Image copyright © by Marcus Trahan

As you Like It


I’ve liked all of Kenneth Branagh‘s Shakespeare movies, even the one the critics all hated, the musical version of Love’s Labour’s Lost, where he took considerable liberties by adding musical numbers from the great songwriters of the 1930s performed by non-pro singers and dancers. While I enjoy adaptations set in the proper period, like his Henry V, or my favorite, Much Ado About Nothing, I also like old wine in new bottles. One of my favorite Gilbert and Sullivan performances of The Mikado takes place in an English seaside resort in the 1920s. The director’s explanation? “The Mikado has nothing to do with Japan.” He’s right, any more than Hamlet has anything to do with Denmark … and Branagh’s Hamlet takes place in the 19th Century in a palace that could be anywhere, but is really Blenheim Palace, Oxfordshire.

But I was a little puzzled at first by his setting this in one of the trading enclaves of Japan in the 1800s, shortly after its opening to the West. The cast was still all Brits, though the rationale for Duke Senior to appear in full Samurai armor was apparently that he had “gone native.” And the first few minutes were a little baffling, too, as ninjas appeared and began breaking necks. I didn’t recall anything at all like that from the one other time I saw the play. And wasn’t this supposed to be a comedy? Turns out this was a flashback to the violent coup that deposed Duke Frederick before the play begins. I’m not sure that was a good idea. But then the wrestling match began, and I decided the reason Branagh chose Japan was so he could make them into sumos. It was a great scene, I’ll grant him that.

Then the action moved to Arden Forest, and everything was all right. A forest is a forest, and from that point on there was no reason to think you were in Japan at all, and I didn’t. So I was able to once more revel in a piece of Shakespeare wonderfully staged and performed by a great cast, including Brian Blessed, Kevin Kline, Alfred Molina, and Bryce Dallas Howard, who managed to do well by the part of Rosalind, one of the Bard’s best female roles, in the company of much more experienced players. (She is the daughter of Ron Howard.) What a silly, silly story! And what brilliant language. “All the world’s a stage …” Yes, some scenes were cut, and some were rearranged, some parts brought up and some toned down. I do not believe that Shakespeare has to be performed in its—let’s fess up, now, shall we?—sometimes too-long entirety. Shorter versions are the almost universal norm on stage; why not here? In fact, Branagh’s Hamlet was the first time the entire play was ever filmed, so he’s paid his dues. I am hoping this film will mark his return to the genre, and though there’s no hope he could ever get though all 38 (and again, some of them are not really worth filming), I’d like to see his take on Macbeth, Richard III, or The Tempest. And King Lear, of course, but he still needs to wait a bit for that one.

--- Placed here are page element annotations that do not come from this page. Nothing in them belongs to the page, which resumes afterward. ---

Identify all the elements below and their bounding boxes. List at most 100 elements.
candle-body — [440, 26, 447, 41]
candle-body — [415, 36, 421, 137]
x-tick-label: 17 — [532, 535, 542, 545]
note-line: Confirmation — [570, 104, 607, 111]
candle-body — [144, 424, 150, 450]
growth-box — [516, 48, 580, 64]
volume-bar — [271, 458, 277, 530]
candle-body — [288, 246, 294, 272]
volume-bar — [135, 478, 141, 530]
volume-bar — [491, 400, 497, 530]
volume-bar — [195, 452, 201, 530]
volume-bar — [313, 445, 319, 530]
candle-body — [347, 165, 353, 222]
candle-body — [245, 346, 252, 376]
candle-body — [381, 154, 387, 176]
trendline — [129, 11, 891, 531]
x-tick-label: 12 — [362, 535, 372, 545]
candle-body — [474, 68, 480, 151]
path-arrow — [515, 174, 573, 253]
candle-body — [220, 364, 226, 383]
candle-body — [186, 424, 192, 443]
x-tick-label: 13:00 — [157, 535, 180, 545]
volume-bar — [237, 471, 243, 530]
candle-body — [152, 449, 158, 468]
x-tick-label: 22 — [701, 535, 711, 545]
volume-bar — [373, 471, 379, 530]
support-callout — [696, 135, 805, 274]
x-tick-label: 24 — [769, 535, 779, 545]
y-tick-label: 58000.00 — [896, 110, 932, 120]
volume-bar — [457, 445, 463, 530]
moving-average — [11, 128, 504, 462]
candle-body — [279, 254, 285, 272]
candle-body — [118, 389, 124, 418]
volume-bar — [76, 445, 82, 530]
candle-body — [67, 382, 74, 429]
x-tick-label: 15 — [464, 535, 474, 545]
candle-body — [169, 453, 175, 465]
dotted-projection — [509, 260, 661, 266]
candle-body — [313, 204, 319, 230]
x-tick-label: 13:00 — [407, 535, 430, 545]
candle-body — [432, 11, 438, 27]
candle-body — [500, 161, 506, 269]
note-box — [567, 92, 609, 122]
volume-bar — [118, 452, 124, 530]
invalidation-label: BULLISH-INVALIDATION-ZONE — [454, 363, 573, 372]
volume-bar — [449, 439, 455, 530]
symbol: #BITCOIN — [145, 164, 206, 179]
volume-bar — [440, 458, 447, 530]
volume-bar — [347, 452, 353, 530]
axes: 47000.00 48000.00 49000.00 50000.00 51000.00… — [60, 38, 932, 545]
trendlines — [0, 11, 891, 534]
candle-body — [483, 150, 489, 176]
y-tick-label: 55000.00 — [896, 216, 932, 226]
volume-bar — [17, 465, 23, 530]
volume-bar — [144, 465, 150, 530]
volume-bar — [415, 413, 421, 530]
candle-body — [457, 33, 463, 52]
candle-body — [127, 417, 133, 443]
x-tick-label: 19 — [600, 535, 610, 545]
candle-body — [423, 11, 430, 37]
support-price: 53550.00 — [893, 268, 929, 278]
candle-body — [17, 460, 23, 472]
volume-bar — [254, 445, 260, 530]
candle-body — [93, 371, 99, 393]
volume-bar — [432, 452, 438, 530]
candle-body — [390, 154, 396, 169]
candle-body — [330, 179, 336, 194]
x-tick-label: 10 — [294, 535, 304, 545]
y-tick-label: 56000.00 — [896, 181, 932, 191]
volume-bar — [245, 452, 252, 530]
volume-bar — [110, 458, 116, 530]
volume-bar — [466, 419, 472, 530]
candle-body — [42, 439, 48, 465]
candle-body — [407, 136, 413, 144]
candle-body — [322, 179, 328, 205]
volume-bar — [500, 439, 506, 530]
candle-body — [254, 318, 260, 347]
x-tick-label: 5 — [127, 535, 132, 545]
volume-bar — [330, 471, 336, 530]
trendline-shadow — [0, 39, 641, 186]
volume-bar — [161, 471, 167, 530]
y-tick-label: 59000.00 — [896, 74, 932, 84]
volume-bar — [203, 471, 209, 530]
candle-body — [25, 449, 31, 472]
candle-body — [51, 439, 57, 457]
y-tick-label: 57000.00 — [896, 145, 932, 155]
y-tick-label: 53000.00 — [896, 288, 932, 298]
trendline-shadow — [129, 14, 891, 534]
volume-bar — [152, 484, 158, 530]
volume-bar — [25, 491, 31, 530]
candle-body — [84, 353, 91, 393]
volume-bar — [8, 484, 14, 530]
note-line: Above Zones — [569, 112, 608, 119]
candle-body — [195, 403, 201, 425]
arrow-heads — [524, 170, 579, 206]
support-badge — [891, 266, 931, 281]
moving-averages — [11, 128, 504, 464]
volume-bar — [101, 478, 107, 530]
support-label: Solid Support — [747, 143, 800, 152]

Actually, I just checked at the IMDb, and it seems that Shakespeare is alive and well on the big screen and the small one as well. There are almost 700 versions of the Bard’s plays listed there, including 9 in production. Some of them sound rather dubious, of course (Eddie Murphy in Romeo and Juliet told from the parents’ point of view?) but I don’t care, Keep ‘em coming!